Periodista
Si esta semana alguna encuestadora hubiera hecho un sondeo de opinión entre hinchas de Racing, la conclusión hubiese sido contundente: a diferencia de lo que ocurría en las últimas ediciones de la Libertadores, esta vez no hay ninguna ilusión de ganar el torneo continental. No es un estado de ánimo: es la consecuencia de seguir de cerca al equipo de Juan Antonio Pizzi.
Si hay cuatro o cinco candidatos a ganar esta Libertadores, Racing no está en ese lote. Algunos podrán decir que es una opinión, que el fútbol es impredecible, que todo es opinable, que el presente puede darse vuelta en menos de una semana, pero se trata de una realidad incontrastable: Racing no ilusiona porque no juega a nada.
No tiene creatividad, no tiene disciplina táctica, no tiene elaboración de juego, no tiene efectividad. Nada.
Es un compendio de buenas voluntades que no conforman un equipo, que no logran sostener una idea, y que dependen de los espasmos de talento de algunos de sus jugadores para hacer un gol, o al menos para elaborar alguna jugada.
Copetti, en ese sentido, se transformó en la bandera de este tiempo: es el símbolo del esfuerzo y de la garra en medio de la abulia. Pero el problema es que Copetti es delantero, no mediocampista. El Payaso Lugüercio de esta época.
Se podrán debatir las razones de este presente. Se podrán hacer decenas de programas de análisis y chicanas, pero lo cierto es que el equipo lo valida en cada presentación.
Esta noche, en Montevideo y ante Rentistas, volvió a suceder lo que había sucedido contra Aldosivi en Avellaneda, contra River en Santiago del Estero o contra Arsenal en Sarandí. Cuando tiene que mostrar alguna jerarquía –ya sea de carácter individual o colectivo-, el Racing de Pizzi defrauda.
Es cierto: el cabezazo de Cáceres, sobre la hora, diluyó lo mal que jugó Racing. Pero conformarse con eso sería no ver la crisis que asoma en el club.
¿Es responsabilidad de los jugadores? ¿Del técnico? ¿De la dirigencia? Por supuesto que es una cadena de errores que derivó en esta realidad opaca, en esta falta de entusiasmo que se extiende por todo el mundo racinguista.
Pizzi está desorientado. En cada decisión, en cada cambio que plantea, queda evidenciado. No logra amalgamar a los jugadores, que se pierden entre la intrascendencia (Rojas, Melgarejo), la desesperación (hoy Sigali) y la voluntad (Copetti, Miranda).

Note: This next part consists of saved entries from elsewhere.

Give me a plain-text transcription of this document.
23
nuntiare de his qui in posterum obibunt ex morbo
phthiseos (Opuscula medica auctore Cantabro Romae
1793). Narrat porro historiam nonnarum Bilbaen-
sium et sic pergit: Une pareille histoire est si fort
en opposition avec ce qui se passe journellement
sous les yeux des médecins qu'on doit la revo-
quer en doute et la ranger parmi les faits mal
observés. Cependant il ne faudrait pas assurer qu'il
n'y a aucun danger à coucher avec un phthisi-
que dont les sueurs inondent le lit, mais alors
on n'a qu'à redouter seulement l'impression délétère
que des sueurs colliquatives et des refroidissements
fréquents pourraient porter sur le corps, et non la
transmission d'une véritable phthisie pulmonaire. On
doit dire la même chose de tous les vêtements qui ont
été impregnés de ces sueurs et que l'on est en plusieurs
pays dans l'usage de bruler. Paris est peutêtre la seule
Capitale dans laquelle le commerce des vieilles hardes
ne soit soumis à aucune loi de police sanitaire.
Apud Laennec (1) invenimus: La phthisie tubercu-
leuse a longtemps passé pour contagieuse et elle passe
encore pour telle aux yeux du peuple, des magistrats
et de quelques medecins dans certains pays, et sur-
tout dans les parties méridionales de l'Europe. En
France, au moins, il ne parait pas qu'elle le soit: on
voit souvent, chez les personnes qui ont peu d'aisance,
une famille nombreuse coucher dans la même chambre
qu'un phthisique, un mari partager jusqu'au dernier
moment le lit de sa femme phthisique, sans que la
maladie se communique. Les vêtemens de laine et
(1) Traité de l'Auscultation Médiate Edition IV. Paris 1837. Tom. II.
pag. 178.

El presidente Víctor Blanco también es responsable. En tres meses, el club quebró su proyecto futbolístico. A la salida de Diego Milito le siguió un #hagamosloquepodamos, sin un coordinador o una cabeza que observe el mapa más amplio. Porque el Mago Ruben Capria no llegó para reemplazar a Milito, sino como respuesta política al cimbronazo que significó la salida del ídolo.
La respuesta, ahora, más que política debe ser futbolística. Y lo grave es que ya nadie espera que llegue rápido. O, al menos, que alguna vez llegue.